Applies To:
  • CitectSCADA 3.30 4.10

Summary:
Various customers have asked to allow variable tags starting with numbers. In the past Citect has not supported variables tags starting with numbers as it is not a good engineering practice. Tags starting with numbers are not supported by modern programming languages and they are not allowed in the industrial control systems standard IEC 1131-3. The reason this is the case is because it creates confusion when tags are used in complex expressions. This was not a problem with older simpler systems when you could only get the value of a tag.

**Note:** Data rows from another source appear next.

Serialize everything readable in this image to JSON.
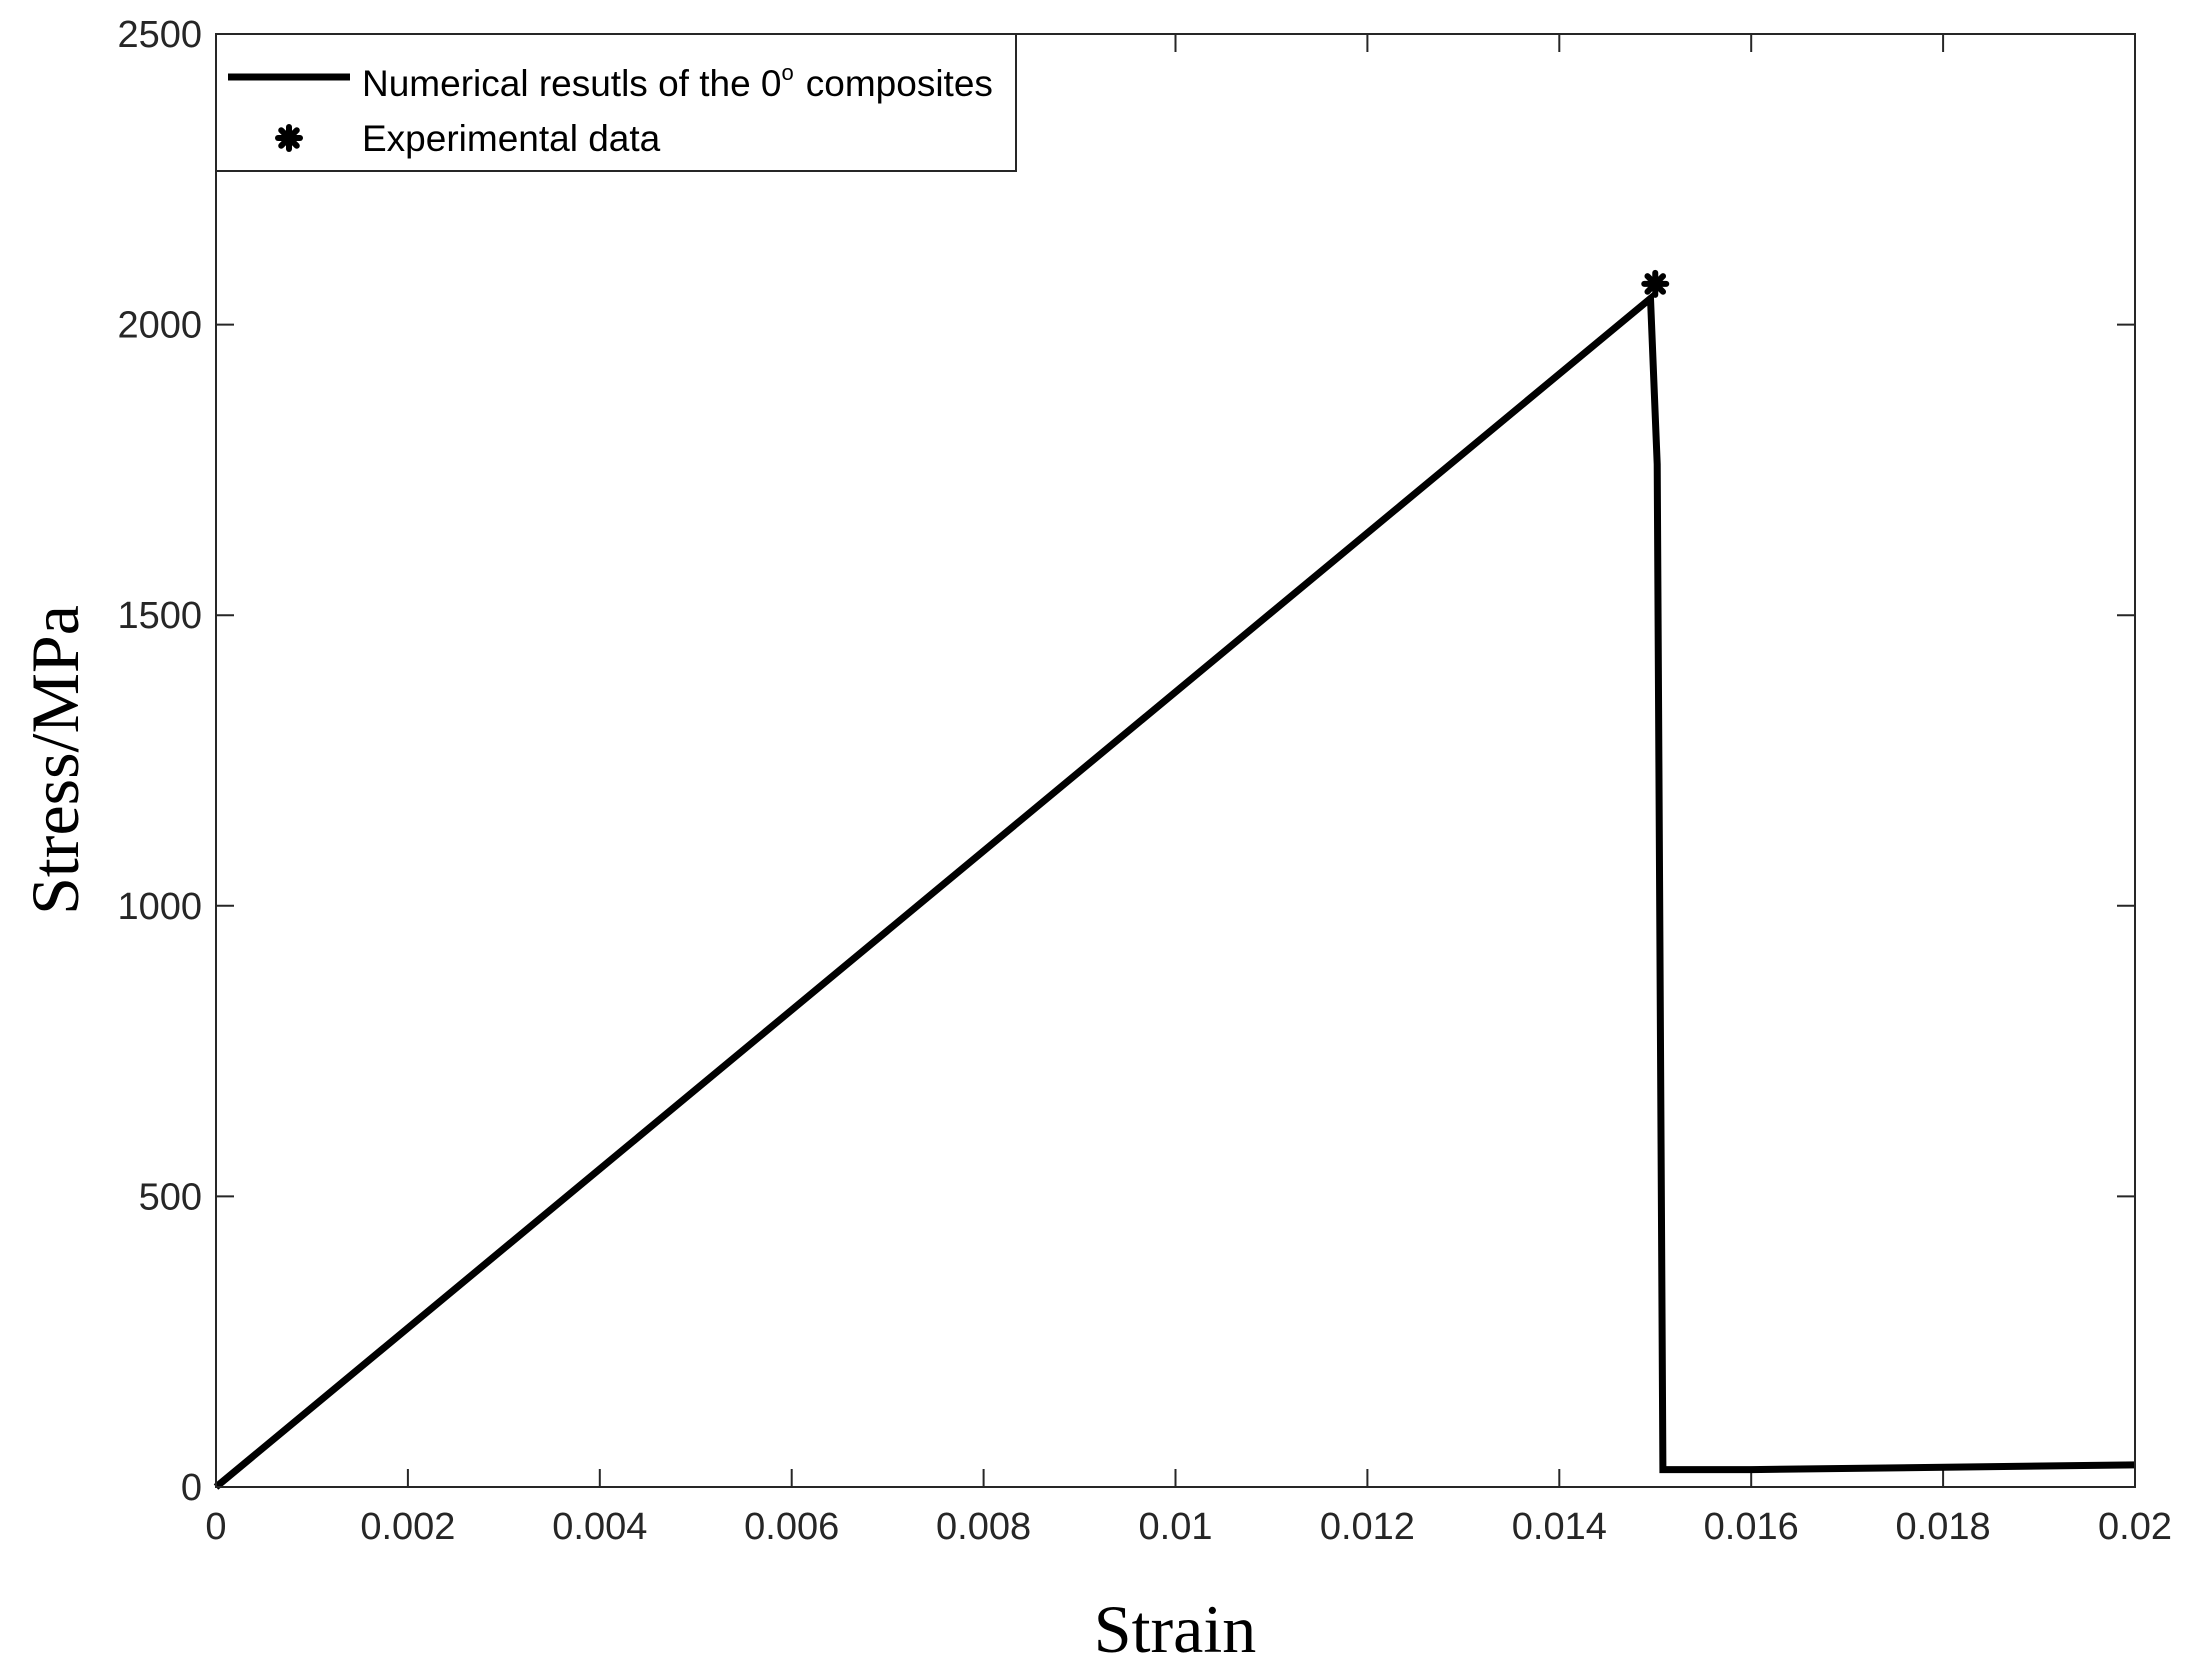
{
  "chart_data": {
    "type": "line",
    "title": "",
    "xlabel": "Strain",
    "ylabel": "Stress/MPa",
    "xlim": [
      0,
      0.02
    ],
    "ylim": [
      0,
      2500
    ],
    "x_ticks": [
      0,
      0.002,
      0.004,
      0.006,
      0.008,
      0.01,
      0.012,
      0.014,
      0.016,
      0.018,
      0.02
    ],
    "x_tick_labels": [
      "0",
      "0.002",
      "0.004",
      "0.006",
      "0.008",
      "0.01",
      "0.012",
      "0.014",
      "0.016",
      "0.018",
      "0.02"
    ],
    "y_ticks": [
      0,
      500,
      1000,
      1500,
      2000,
      2500
    ],
    "y_tick_labels": [
      "0",
      "500",
      "1000",
      "1500",
      "2000",
      "2500"
    ],
    "grid": false,
    "legend_position": "top-left",
    "series": [
      {
        "name": "Numerical resutls of the 0",
        "name_superscript": "o",
        "name_suffix": "composites",
        "marker": "line",
        "color": "#000000",
        "points": [
          [
            0,
            0
          ],
          [
            0.01495,
            2045
          ],
          [
            0.01502,
            1760
          ],
          [
            0.01508,
            30
          ],
          [
            0.016,
            30
          ],
          [
            0.02,
            38
          ]
        ]
      },
      {
        "name": "Experimental data",
        "marker": "asterisk",
        "color": "#000000",
        "points": [
          [
            0.015,
            2070
          ]
        ]
      }
    ]
  }
}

I don't recommend you use tags starting with number for new projects. The only reason we have supported tags starting with numbers is for clients who have large existing databases which use these tags are converting them to Citect.

 

Solution:
The support for tags starting with numbers has been added in version 3.30 and 4.10 and is enabled by the following parameter:

[general]
TagStartDigit=1

Default is 0, set to 1 to enable tags.

We only support variable tags and cicode variables starting with numbers. You cannot start labels or label arguments with numbers. As Citect supports several types of numbers there can be confusion with tags starting with number clashing with the special types of numbers. For example the following may look like tags:

0X1234 is hex number
0B0011 is binary number
0O7777 is octal number
0E23 is floating point number

When the TagStartDigit is set to 0 the above tags are treated as valid numbers. However it was decided that a user may feel that 0E12334 is a tag and not a floating point number. We can resolve this clash by forcing users to include a decimal point in all floats. So we make the float format much more rigid when this option is enabled. So 0E23 is a tag and 0.E23 is a float when the TagStartDigit parameter is enabled.

This leaves the 0O01234567 (that's an O as in Orange) and 0X01234, 0B01 clashes. We cannot remove support for these types as they are used in various places in the supplied cicode libraries. The solution is to make them case sensitive. That is 0x10 is hex number and 0X10 is a tag. Also if you have lower case and the number is illegal we will assume a tag. For example:

0xG G is not valid hex digit.
0b2 2 is not valid binary digit.
0o8 8 is not valid octal digit.
0x123456789 more than 8 digits for 4 byte integer

Because of the above problems you cannot define tags which look like valid numbers. For example 0x123 will be treated as a number not a tag. So you should always use upper case for tags starting with a number and the tag must contain at least one alpha (A..Z) or underscore (_) character.

Also you cannot define numbers which look like tags. When TagStartDigit=0, then 0X123 will be treated as a hex number. When TagStartDigit=1 then 0X123 will be treated as a tag. This can cause problems if you have existing cicode from older projects which has numbers defined this way. When you switch this option on, you may find you will get the "Tag not found" compiler error. This will occur because Citect will think that some of your numbers are tags and so try to find them in the Tag database.